It had quickly become a tired cliche in technology review circles. Samsung phones were great on the inside and had excellent screens and cameras, but their design looked and felt cheap compared to more attractive alternatives from HTC, Sony and Apple.
Samsung couldn't have left it any later to make a change; it's recent quarterly earnings report showed a massive slump in smartphone sales, with the poorly received Galaxy S5 the main culprit. As the beautiful HTC One (M8) picks up industry awards left, right and centre, the Samsung cavalry have arrived in the form of the Galaxy Alpha and Galaxy Note 4.
Both handsets have metal frames with polished, chamfered edges and square sides, and both have soft-touch plastic backs which (especially on the Note 4) offer a level of grip that the super-slippery iPhone 6 and 6 Plus can't compete with.
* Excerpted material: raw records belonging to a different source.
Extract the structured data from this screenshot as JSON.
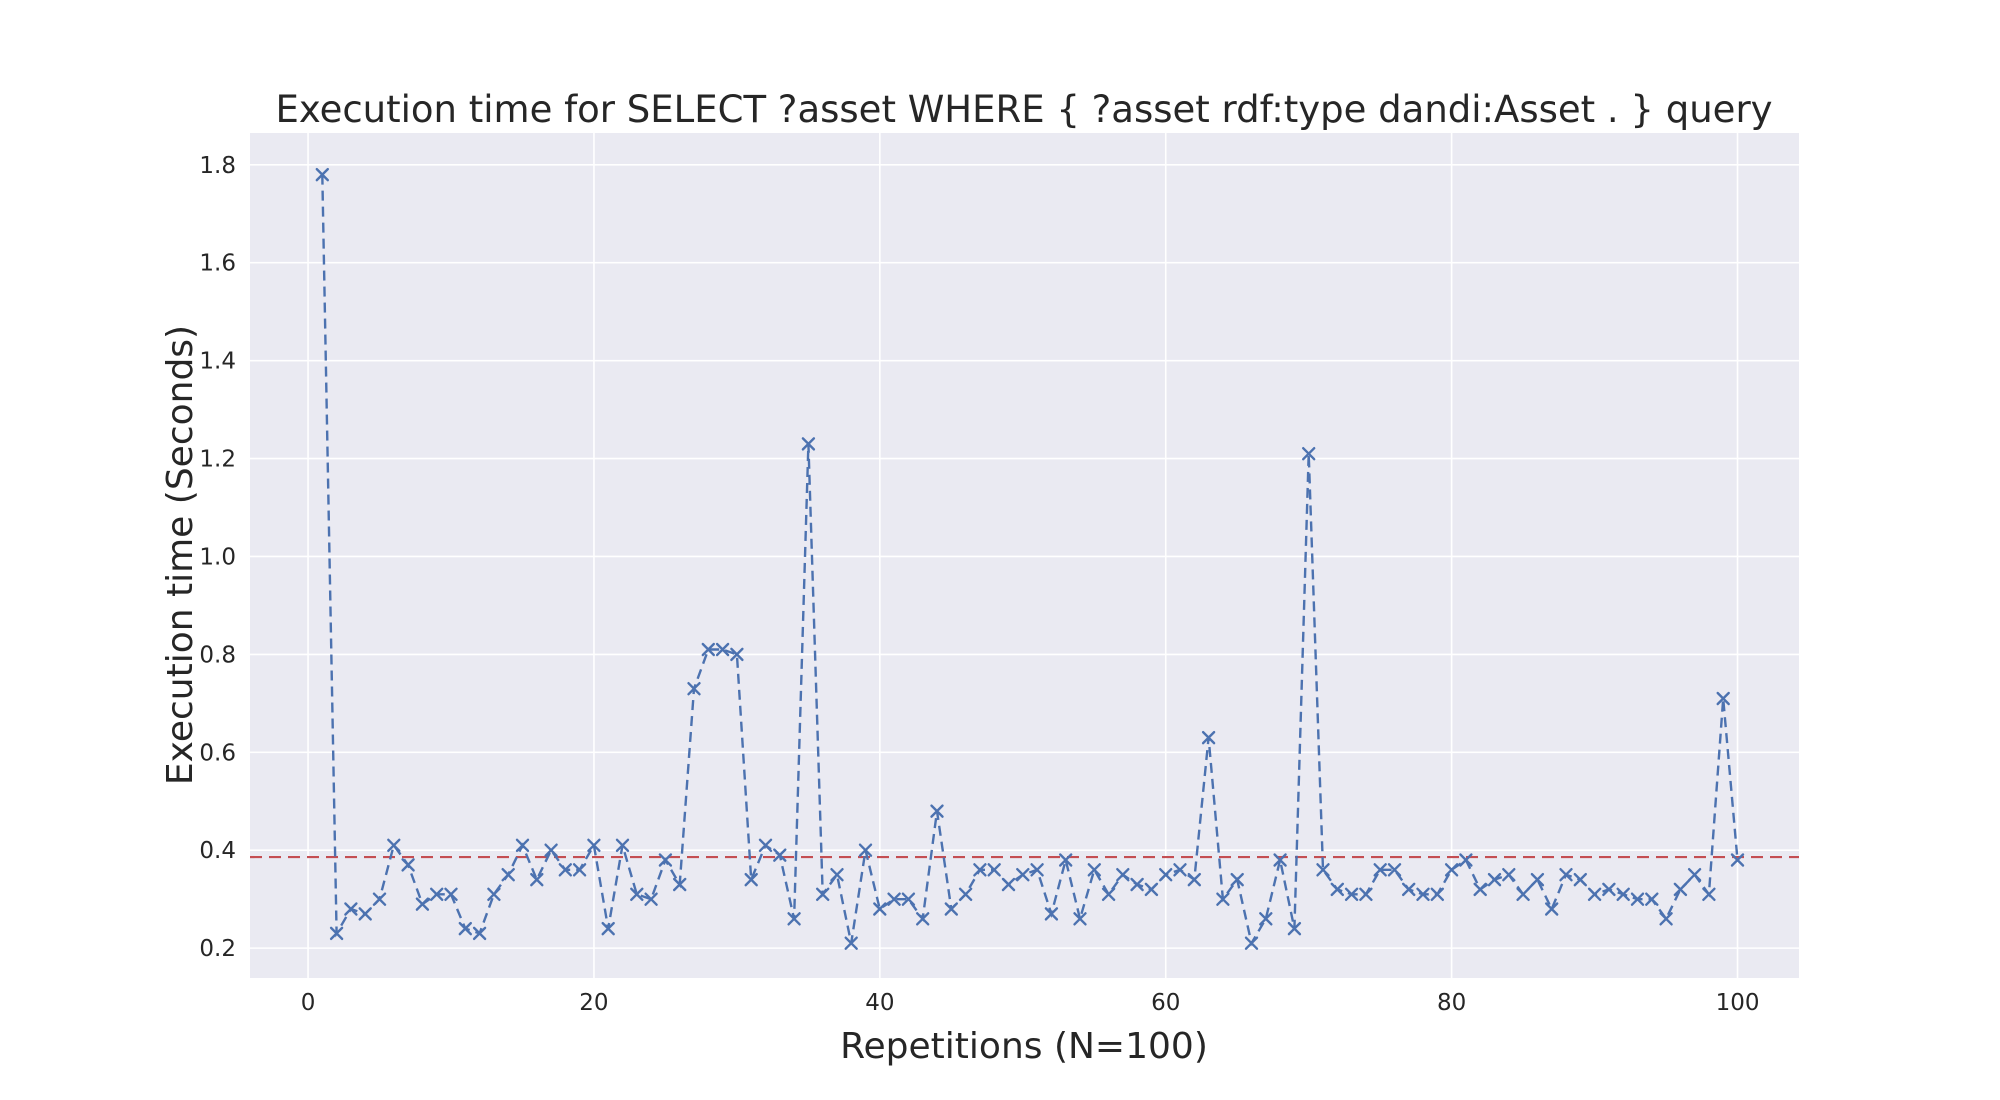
{
  "chart_data": {
    "type": "line",
    "title": "Execution time for SELECT ?asset WHERE { ?asset rdf:type dandi:Asset . } query",
    "xlabel": "Repetitions (N=100)",
    "ylabel": "Execution time (Seconds)",
    "x_start": 1,
    "values": [
      1.78,
      0.23,
      0.28,
      0.27,
      0.3,
      0.41,
      0.37,
      0.29,
      0.31,
      0.31,
      0.24,
      0.23,
      0.31,
      0.35,
      0.41,
      0.34,
      0.4,
      0.36,
      0.36,
      0.41,
      0.24,
      0.41,
      0.31,
      0.3,
      0.38,
      0.33,
      0.73,
      0.81,
      0.81,
      0.8,
      0.34,
      0.41,
      0.39,
      0.26,
      1.23,
      0.31,
      0.35,
      0.21,
      0.4,
      0.28,
      0.3,
      0.3,
      0.26,
      0.48,
      0.28,
      0.31,
      0.36,
      0.36,
      0.33,
      0.35,
      0.36,
      0.27,
      0.38,
      0.26,
      0.36,
      0.31,
      0.35,
      0.33,
      0.32,
      0.35,
      0.36,
      0.34,
      0.63,
      0.3,
      0.34,
      0.21,
      0.26,
      0.38,
      0.24,
      1.21,
      0.36,
      0.32,
      0.31,
      0.31,
      0.36,
      0.36,
      0.32,
      0.31,
      0.31,
      0.36,
      0.38,
      0.32,
      0.34,
      0.35,
      0.31,
      0.34,
      0.28,
      0.35,
      0.34,
      0.31,
      0.32,
      0.31,
      0.3,
      0.3,
      0.26,
      0.32,
      0.35,
      0.31,
      0.71,
      0.38
    ],
    "mean_line_value": 0.386,
    "xticks": [
      0,
      20,
      40,
      60,
      80,
      100
    ],
    "yticks": [
      0.2,
      0.4,
      0.6,
      0.8,
      1.0,
      1.2,
      1.4,
      1.6,
      1.8
    ],
    "xlim": [
      -4.06,
      104.3
    ],
    "ylim": [
      0.139,
      1.865
    ],
    "grid": true,
    "legend_position": "none",
    "line_style": "dashed",
    "marker": "x",
    "colors": {
      "line": "#4c72b0",
      "mean_line": "#c44e52",
      "plot_background": "#eaeaf2",
      "gridline": "#ffffff",
      "text": "#262626",
      "figure_background": "#ffffff"
    }
  }
}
Some will prefer an all-aluminium affair, but for me Samsung has made a sensible compromise between looks and ergonomics - and the latter is further increased by the Alpha's 4.7in screen being slightly smaller than the Galaxy S5's, making it easy to use in one hand.
Meanwhile, the Note 4 is the company's best phablet to date and according to Samsung was the most pre-ordered handset it has ever made.
Samsung was being squeezed by Chinese manufacturers offering the same specs and performance at much lower prices. We hope the Alpha and Note 4 will be the start of a major design change going forward - and Samsung must be equally hopeful that a smart new suit will be enough to will back increasingly image-conscious consumers.